Le Belge Renaud de Heyn, auteur de Soraïa, est versé dans les carnets de voyages qu’il a rapportés des quatre coins du monde et qu’il publie sur le site Grandpapier. Son style, plus proche du croquis, nous éloigne du style académique de la bande-dessinée, parfois un peu trop rhétorique et asservi à la démonstration que la bande-dessinée est « un art comme les autres ». R. de Heyn parvient à accommoder sa technique au récit, qui n’est pas ici de fiction, mais plutôt une sorte de portrait-charge de la société marocaine. Soraïa est en effet une jeune paysanne marocaine vendue comme bonne à une famille bourgeoise citadine, et que son frère veut sauver des griffes de ses nouveaux maîtres. Cette démarche aventureuse pour un jeune paysan qui ne connaît pas les règles s’appliquant au-delà de son village du Rif, où la culture du cannabis est un moyen d’enrichissement plus efficace que l’élevage des chèvres, instruit le lecteur des aspects les moins reluisants de la société marocaine.

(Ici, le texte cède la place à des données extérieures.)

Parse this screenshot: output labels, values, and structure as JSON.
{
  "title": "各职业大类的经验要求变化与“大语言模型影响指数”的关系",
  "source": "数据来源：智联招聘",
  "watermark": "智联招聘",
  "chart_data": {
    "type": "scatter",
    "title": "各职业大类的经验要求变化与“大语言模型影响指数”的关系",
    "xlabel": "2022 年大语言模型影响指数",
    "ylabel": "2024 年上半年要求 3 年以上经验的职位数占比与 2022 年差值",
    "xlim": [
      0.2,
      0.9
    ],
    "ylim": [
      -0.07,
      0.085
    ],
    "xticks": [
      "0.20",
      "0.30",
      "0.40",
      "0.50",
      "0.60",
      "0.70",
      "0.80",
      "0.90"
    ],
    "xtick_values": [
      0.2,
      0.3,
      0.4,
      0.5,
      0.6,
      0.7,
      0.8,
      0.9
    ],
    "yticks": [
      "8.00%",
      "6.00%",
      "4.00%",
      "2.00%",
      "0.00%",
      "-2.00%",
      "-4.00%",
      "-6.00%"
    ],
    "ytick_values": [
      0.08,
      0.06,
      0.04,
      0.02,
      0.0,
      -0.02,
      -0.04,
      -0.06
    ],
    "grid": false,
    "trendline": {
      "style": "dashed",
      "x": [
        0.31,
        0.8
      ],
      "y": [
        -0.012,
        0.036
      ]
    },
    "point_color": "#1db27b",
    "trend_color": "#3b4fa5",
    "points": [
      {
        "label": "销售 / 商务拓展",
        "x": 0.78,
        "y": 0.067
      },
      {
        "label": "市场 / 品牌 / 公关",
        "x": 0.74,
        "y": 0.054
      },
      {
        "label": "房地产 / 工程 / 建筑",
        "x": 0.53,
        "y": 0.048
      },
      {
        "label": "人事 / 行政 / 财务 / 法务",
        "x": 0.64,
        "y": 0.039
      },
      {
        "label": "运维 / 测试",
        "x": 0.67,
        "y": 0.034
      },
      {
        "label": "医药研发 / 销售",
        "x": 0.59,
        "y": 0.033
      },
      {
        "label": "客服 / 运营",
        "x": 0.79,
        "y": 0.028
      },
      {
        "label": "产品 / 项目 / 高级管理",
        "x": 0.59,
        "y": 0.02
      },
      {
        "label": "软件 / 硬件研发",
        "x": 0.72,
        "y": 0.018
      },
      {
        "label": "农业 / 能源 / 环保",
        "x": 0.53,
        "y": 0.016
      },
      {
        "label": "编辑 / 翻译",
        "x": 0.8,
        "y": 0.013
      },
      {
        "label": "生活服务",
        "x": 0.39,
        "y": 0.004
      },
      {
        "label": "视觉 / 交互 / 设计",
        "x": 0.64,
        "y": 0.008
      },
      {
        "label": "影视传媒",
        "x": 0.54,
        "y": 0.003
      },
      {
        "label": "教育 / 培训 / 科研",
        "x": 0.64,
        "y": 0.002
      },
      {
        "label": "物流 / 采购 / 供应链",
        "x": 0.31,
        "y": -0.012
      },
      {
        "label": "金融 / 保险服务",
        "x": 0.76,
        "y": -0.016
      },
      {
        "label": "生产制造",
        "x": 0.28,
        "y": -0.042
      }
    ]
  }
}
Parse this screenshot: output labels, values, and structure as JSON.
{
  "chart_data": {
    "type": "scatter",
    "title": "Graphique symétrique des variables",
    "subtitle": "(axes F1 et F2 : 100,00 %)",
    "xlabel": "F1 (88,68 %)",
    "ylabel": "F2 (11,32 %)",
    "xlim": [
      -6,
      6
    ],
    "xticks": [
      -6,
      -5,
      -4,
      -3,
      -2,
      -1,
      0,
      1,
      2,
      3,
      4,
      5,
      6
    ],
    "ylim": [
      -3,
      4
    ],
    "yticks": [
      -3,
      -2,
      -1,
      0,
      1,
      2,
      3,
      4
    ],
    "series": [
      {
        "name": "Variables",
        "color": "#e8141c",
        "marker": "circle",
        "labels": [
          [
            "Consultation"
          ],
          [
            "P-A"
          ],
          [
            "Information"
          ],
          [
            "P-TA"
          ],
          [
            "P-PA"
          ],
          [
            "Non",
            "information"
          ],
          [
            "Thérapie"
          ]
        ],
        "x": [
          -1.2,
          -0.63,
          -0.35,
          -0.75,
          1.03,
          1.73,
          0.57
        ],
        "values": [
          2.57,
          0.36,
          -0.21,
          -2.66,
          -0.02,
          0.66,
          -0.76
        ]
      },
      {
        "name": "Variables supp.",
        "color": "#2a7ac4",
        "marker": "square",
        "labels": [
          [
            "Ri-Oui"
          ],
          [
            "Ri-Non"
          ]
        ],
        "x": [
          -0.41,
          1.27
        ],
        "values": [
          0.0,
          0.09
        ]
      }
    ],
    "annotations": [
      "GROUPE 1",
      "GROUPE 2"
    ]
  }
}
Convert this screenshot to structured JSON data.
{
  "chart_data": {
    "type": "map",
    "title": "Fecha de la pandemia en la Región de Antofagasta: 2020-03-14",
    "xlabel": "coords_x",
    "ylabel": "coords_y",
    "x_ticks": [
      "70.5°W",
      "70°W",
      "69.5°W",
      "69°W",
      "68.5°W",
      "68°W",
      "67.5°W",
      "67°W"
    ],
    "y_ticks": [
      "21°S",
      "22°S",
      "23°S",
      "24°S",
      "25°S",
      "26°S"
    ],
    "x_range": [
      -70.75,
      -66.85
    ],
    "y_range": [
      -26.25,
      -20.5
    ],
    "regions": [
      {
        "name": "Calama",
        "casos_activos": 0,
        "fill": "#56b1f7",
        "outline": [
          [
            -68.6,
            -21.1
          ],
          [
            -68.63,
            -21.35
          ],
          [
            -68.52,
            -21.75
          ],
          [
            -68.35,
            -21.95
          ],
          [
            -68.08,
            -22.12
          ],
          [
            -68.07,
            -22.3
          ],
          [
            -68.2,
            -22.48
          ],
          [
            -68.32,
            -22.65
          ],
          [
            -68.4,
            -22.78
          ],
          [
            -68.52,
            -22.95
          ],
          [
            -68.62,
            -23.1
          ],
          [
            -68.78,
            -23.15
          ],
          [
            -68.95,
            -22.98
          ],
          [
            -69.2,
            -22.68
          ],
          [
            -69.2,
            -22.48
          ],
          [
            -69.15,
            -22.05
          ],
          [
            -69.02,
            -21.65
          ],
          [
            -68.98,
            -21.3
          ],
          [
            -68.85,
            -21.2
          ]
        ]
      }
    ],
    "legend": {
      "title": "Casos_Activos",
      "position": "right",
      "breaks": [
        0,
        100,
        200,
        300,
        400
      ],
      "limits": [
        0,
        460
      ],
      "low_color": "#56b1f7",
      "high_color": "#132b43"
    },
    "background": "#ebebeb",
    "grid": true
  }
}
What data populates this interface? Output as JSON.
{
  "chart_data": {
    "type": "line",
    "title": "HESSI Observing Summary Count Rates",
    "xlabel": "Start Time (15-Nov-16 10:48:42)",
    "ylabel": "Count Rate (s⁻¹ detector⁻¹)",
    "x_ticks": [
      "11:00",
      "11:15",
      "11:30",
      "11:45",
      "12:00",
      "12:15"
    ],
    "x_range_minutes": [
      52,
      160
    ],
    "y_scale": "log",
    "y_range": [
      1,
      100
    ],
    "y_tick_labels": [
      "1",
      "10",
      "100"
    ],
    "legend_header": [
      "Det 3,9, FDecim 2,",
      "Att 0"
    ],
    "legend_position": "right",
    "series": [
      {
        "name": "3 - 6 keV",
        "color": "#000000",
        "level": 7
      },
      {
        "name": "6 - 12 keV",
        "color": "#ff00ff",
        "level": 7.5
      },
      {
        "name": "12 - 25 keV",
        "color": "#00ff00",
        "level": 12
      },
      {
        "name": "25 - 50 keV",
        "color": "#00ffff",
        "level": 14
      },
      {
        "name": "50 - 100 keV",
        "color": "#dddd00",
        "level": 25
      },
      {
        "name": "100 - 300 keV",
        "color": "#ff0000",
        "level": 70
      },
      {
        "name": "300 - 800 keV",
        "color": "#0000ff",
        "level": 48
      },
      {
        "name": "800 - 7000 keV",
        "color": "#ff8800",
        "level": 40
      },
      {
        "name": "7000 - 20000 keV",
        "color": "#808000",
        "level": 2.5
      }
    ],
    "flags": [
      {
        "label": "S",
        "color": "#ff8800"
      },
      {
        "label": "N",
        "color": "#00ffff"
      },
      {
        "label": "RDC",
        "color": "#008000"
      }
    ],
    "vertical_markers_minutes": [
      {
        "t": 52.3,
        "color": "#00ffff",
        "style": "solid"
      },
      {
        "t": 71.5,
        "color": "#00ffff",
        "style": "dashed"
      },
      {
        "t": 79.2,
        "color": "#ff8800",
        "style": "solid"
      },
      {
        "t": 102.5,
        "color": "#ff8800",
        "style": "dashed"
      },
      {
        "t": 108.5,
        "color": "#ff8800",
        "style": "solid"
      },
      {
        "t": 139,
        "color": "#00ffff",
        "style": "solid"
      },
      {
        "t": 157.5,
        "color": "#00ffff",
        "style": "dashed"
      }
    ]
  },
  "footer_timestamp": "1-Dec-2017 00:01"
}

Les représentants d’un islam « intègre » croisés par le jeune paysan au cours de son périple, tirent de cette traite de jeunes filles paysannes (plusieurs dizaines de milliers seraient concernées) un argument de mobilisation contre la corruption des élites marocaines citadines « occidentalisées ». C’est ici un aperçu sur un islam activiste proche des méthodes et arguments de la théologie de la libération marxiste en Amérique du Sud. L’athéisme, qui revêtait dans les mouvements révolutionnaires ouvriers en Europe un aspect contestataire des valeurs bourgeoises, n’a pas de prise sur des consciences paysannes pour qui l’athéisme est au contraire une valeur bourgeoise.
Cette BD n’est pas sans rappeler la charge plus violente encore de certains artistes contre la traite similaire que subirent de jeunes paysannes issues des provinces françaises au XIXe siècle du fait de la bourgeoisie industrielle (en particulier Forain).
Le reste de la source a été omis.